To interpret admixture analyses results, an estimate of the optimal value of “K”, which represents how many demes the data can be clustered into is usually calculated. However, since ALStructure is PCA based, it can only produce such estimate in the absence of missing data. Since both used datasets have at least a fraction of missing data, an estimate of “K” was not possible to obtain. ALStructure was wrapped under Structure_threader v1.3.9 [80] and was run for values of “K” between 1 and 8.
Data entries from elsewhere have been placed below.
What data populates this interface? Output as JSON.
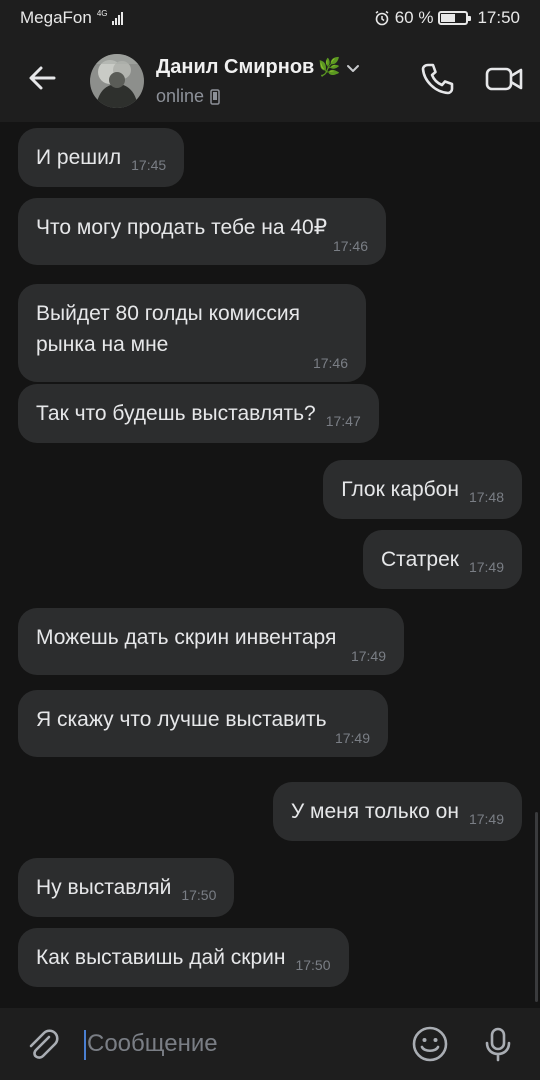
{
  "status_bar": {
    "carrier": "MegaFon",
    "network": "4G",
    "battery": "60 %",
    "battery_level": 0.6,
    "time": "17:50"
  },
  "header": {
    "contact_name": "Данил Смирнов",
    "name_emoji": "🌿",
    "status": "online",
    "icons": [
      "back-arrow-icon",
      "chevron-down-icon",
      "phone-icon",
      "video-camera-icon",
      "mobile-device-icon"
    ]
  },
  "messages": [
    {
      "side": "in",
      "text": "И решил",
      "time": "17:45"
    },
    {
      "side": "in",
      "text": "Что могу продать тебе на 40₽",
      "time": "17:46"
    },
    {
      "side": "in",
      "text": "Выйдет 80 голды комиссия рынка на мне",
      "time": "17:46"
    },
    {
      "side": "in",
      "text": "Так что будешь выставлять?",
      "time": "17:47"
    },
    {
      "side": "out",
      "text": "Глок карбон",
      "time": "17:48"
    },
    {
      "side": "out",
      "text": "Статрек",
      "time": "17:49"
    },
    {
      "side": "in",
      "text": "Можешь дать скрин инвентаря",
      "time": "17:49"
    },
    {
      "side": "in",
      "text": "Я скажу что лучше выставить",
      "time": "17:49"
    },
    {
      "side": "out",
      "text": "У меня только он",
      "time": "17:49"
    },
    {
      "side": "in",
      "text": "Ну выставляй",
      "time": "17:50"
    },
    {
      "side": "in",
      "text": "Как выставишь дай скрин",
      "time": "17:50"
    }
  ],
  "composer": {
    "placeholder": "Сообщение",
    "icons": [
      "paperclip-icon",
      "emoji-icon",
      "microphone-icon"
    ]
  },
  "colors": {
    "background": "#141414",
    "bar": "#1e1e1e",
    "bubble": "#2c2d2e",
    "accent": "#4a7fd1"
  }
}
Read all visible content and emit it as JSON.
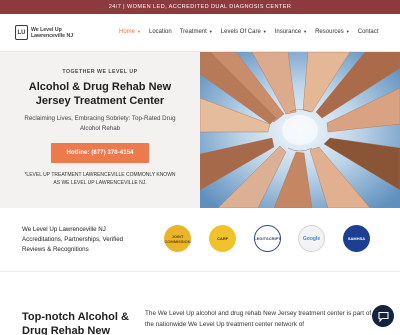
{
  "topbar": {
    "text": "24/7 | WOMEN LED, ACCREDITED DUAL DIAGNOSIS CENTER"
  },
  "logo": {
    "mark": "LU",
    "line1": "We Level Up",
    "line2": "Lawrenceville NJ"
  },
  "menu": [
    {
      "label": "Home",
      "caret": true,
      "active": true
    },
    {
      "label": "Location",
      "caret": false
    },
    {
      "label": "Treatment",
      "caret": true
    },
    {
      "label": "Levels Of Care",
      "caret": true
    },
    {
      "label": "Insurance",
      "caret": true
    },
    {
      "label": "Resources",
      "caret": true
    },
    {
      "label": "Contact",
      "caret": false
    }
  ],
  "hero": {
    "eyebrow": "TOGETHER WE LEVEL UP",
    "title": "Alcohol & Drug Rehab New Jersey Treatment Center",
    "subtitle": "Reclaiming Lives, Embracing Sobriety: Top-Rated Drug Alcohol Rehab",
    "hotline": "Hotline: (877) 378-4154",
    "note": "*LEVEL UP TREATMENT LAWRENCEVILLE COMMONLY KNOWN AS WE LEVEL UP LAWRENCEVILLE NJ."
  },
  "accreditations": {
    "text": "We Level Up Lawrenceville NJ Accreditations, Partnerships, Verified Reviews & Recognitions",
    "badges": [
      "JOINT COMMISSION",
      "CARF",
      "LEGITSCRIPT",
      "Google",
      "SAMHSA"
    ]
  },
  "intro": {
    "title": "Top-notch Alcohol & Drug Rehab New",
    "text": "The We Level Up alcohol and drug rehab New Jersey treatment center is part of the nationwide We Level Up treatment center network of"
  },
  "colors": {
    "topbar": "#8d3a3e",
    "accent": "#ec7a4c",
    "active_menu": "#e8763c",
    "chat": "#14233f"
  }
}
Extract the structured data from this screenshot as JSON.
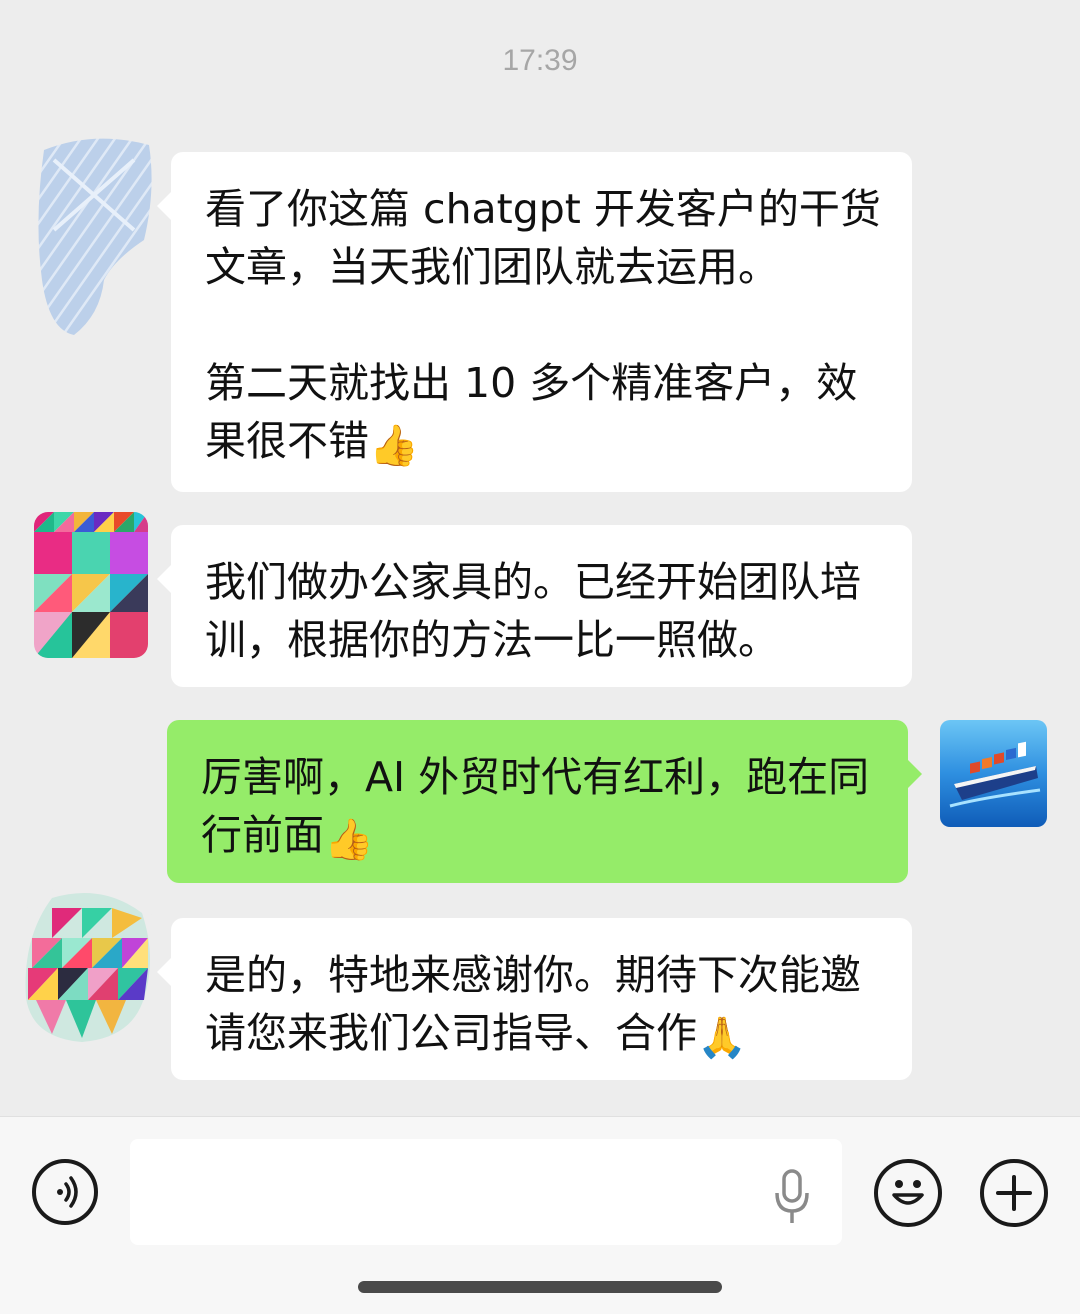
{
  "timestamp": "17:39",
  "messages": [
    {
      "sender": "contact",
      "text": "看了你这篇 chatgpt 开发客户的干货文章，当天我们团队就去运用。\n\n第二天就找出 10 多个精准客户，效果很不错",
      "emoji": "👍"
    },
    {
      "sender": "contact",
      "text": "我们做办公家具的。已经开始团队培训，根据你的方法一比一照做。",
      "emoji": ""
    },
    {
      "sender": "me",
      "text": "厉害啊，AI 外贸时代有红利，跑在同行前面",
      "emoji": "👍"
    },
    {
      "sender": "contact",
      "text": "是的，特地来感谢你。期待下次能邀请您来我们公司指导、合作",
      "emoji": "🙏"
    }
  ],
  "input_bar": {
    "voice_icon": "voice-mode-icon",
    "mic_icon": "microphone-icon",
    "emoji_icon": "emoji-smile-icon",
    "plus_icon": "plus-icon"
  },
  "colors": {
    "background": "#ededed",
    "incoming_bubble": "#ffffff",
    "outgoing_bubble": "#95ec69",
    "timestamp": "#a6a6a6"
  }
}
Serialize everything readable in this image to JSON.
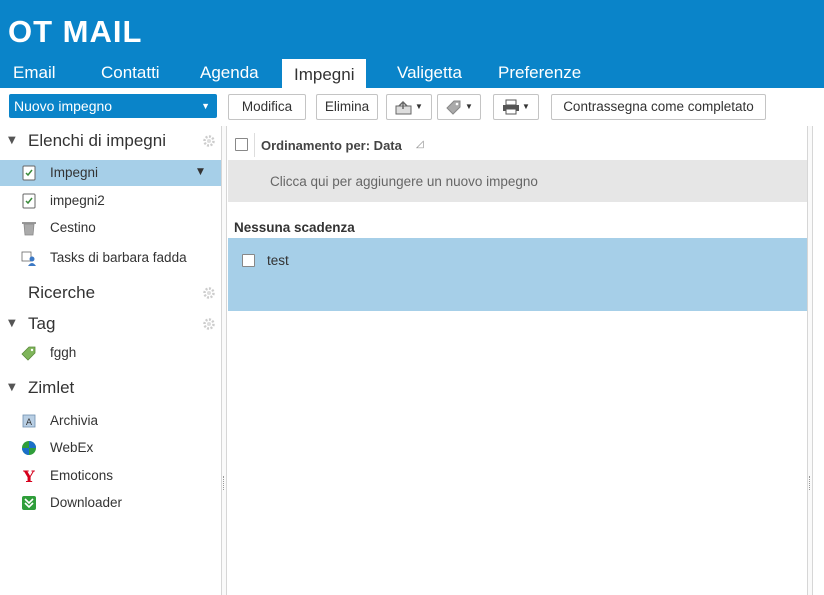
{
  "app": {
    "logo": "OT MAIL"
  },
  "tabs": [
    {
      "label": "Email"
    },
    {
      "label": "Contatti"
    },
    {
      "label": "Agenda"
    },
    {
      "label": "Impegni",
      "active": true
    },
    {
      "label": "Valigetta"
    },
    {
      "label": "Preferenze"
    }
  ],
  "toolbar": {
    "new_label": "Nuovo impegno",
    "edit_label": "Modifica",
    "delete_label": "Elimina",
    "mark_complete_label": "Contrassegna come completato"
  },
  "sidebar": {
    "tasklists": {
      "title": "Elenchi di impegni",
      "items": [
        {
          "label": "Impegni",
          "icon": "task-list-icon",
          "selected": true
        },
        {
          "label": "impegni2",
          "icon": "task-list-icon"
        },
        {
          "label": "Cestino",
          "icon": "trash-icon"
        },
        {
          "label": "Tasks di barbara fadda",
          "icon": "shared-folder-icon"
        }
      ]
    },
    "searches": {
      "title": "Ricerche"
    },
    "tags": {
      "title": "Tag",
      "items": [
        {
          "label": "fggh",
          "icon": "tag-icon"
        }
      ]
    },
    "zimlets": {
      "title": "Zimlet",
      "items": [
        {
          "label": "Archivia",
          "icon": "archive-icon"
        },
        {
          "label": "WebEx",
          "icon": "webex-icon"
        },
        {
          "label": "Emoticons",
          "icon": "yahoo-icon"
        },
        {
          "label": "Downloader",
          "icon": "downloader-icon"
        }
      ]
    }
  },
  "main": {
    "sort_label": "Ordinamento per: Data",
    "add_prompt": "Clicca qui per aggiungere un nuovo impegno",
    "group_title": "Nessuna scadenza",
    "tasks": [
      {
        "label": "test"
      }
    ]
  },
  "colors": {
    "brand": "#0a84c9",
    "selection": "#a6cfe8",
    "add_row_bg": "#e6e6e6"
  }
}
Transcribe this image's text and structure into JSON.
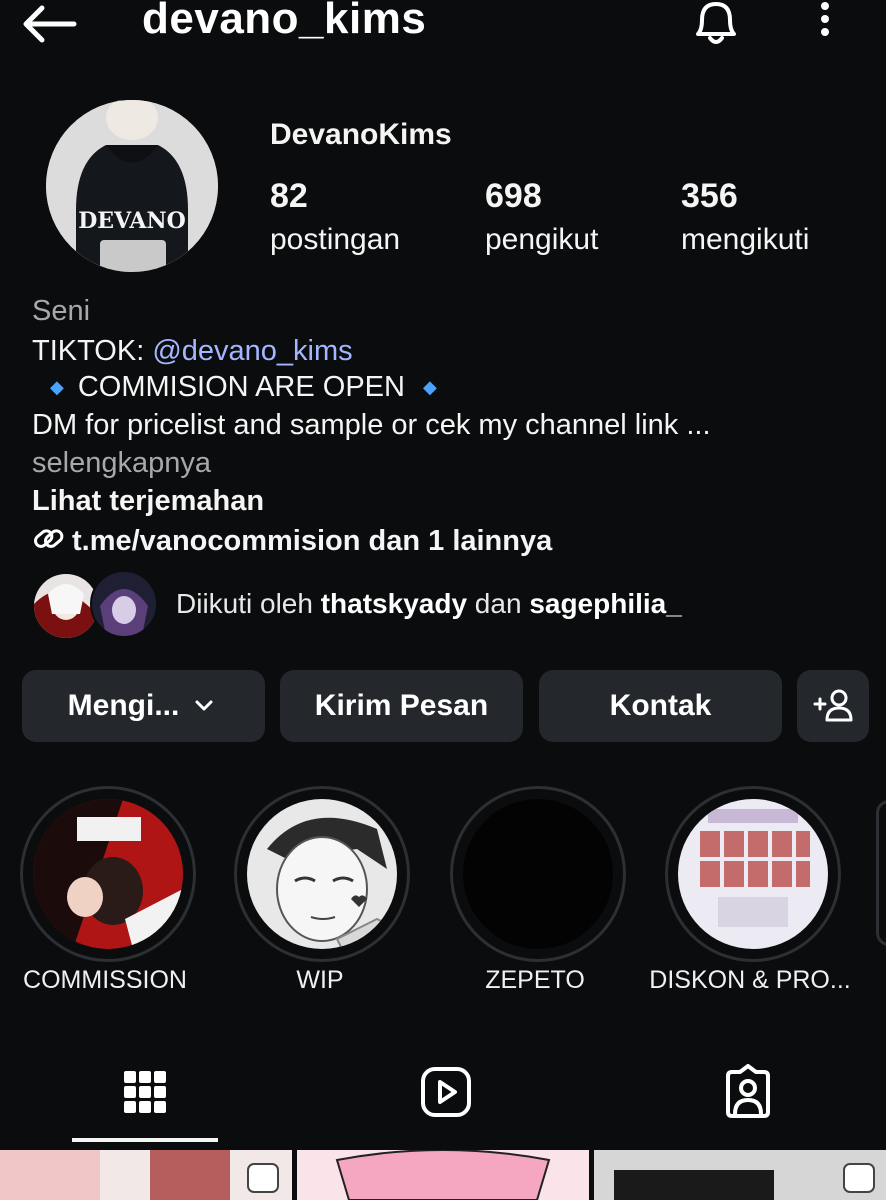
{
  "header": {
    "username": "devano_kims"
  },
  "profile": {
    "display_name": "DevanoKims",
    "avatar_text": "DEVANO",
    "stats": [
      {
        "value": "82",
        "label": "postingan"
      },
      {
        "value": "698",
        "label": "pengikut"
      },
      {
        "value": "356",
        "label": "mengikuti"
      }
    ]
  },
  "bio": {
    "category": "Seni",
    "tiktok_prefix": "TIKTOK: ",
    "tiktok_handle": "@devano_kims",
    "diamond": "◆",
    "commision": "COMMISION ARE OPEN",
    "dm_line": "DM for pricelist and sample or cek my channel link ...",
    "more": "selengkapnya",
    "translate": "Lihat terjemahan",
    "link": "t.me/vanocommision dan 1 lainnya"
  },
  "followed_by": {
    "prefix": "Diikuti oleh ",
    "user1": "thatskyady",
    "middle": " dan ",
    "user2": "sagephilia_"
  },
  "buttons": {
    "following": "Mengi...",
    "message": "Kirim Pesan",
    "contact": "Kontak"
  },
  "highlights": [
    {
      "label": "COMMISSION"
    },
    {
      "label": "WIP"
    },
    {
      "label": "ZEPETO"
    },
    {
      "label": "DISKON & PRO..."
    }
  ],
  "colors": {
    "background": "#0b0c0d",
    "button": "#24272b",
    "link": "#a3b6ff",
    "diamond": "#4aa3ff"
  },
  "icons": [
    "back-arrow-icon",
    "bell-icon",
    "more-vertical-icon",
    "link-icon",
    "chevron-down-icon",
    "add-person-icon",
    "grid-icon",
    "reels-icon",
    "tagged-icon"
  ]
}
L. vulgare and L. maritimum differentiation

In order to further understand the genetic basis behind the L. vulgare and L. maritimum differentiation, SNPs fully segregated between these two species (using the “lvu_lma” dataset) were identified using the script segregating_loci_finder.py [75] as of commit “146b483”. Each segregated SNP’s flanking region was then obtained using the script loci_consensus.py [75] as of commit “d277ed3”. Since the obtained sequences are relatively small (between 41 and 261 bp), these sequences were queried against the Limonium bicolor transcriptome (GenBank: GBRK00000000.1) [81], using NCBI BLAST+ v2.9.0 [82] and for any relevant hits (e-value ≤ 1e− 8) the GBS locus was replaced with the transcriptome matched sequence. Resulting sequences where then queried against the UniParc database (release 2022_01) using DIAMOND v2.0.15 [83] and against NCBI’s “nt” database (as of 10-05-2022) using NCBI BLAST+. Only relevant hits (e-value ≤ 1e− 8) with plant sequences were considered valid matches.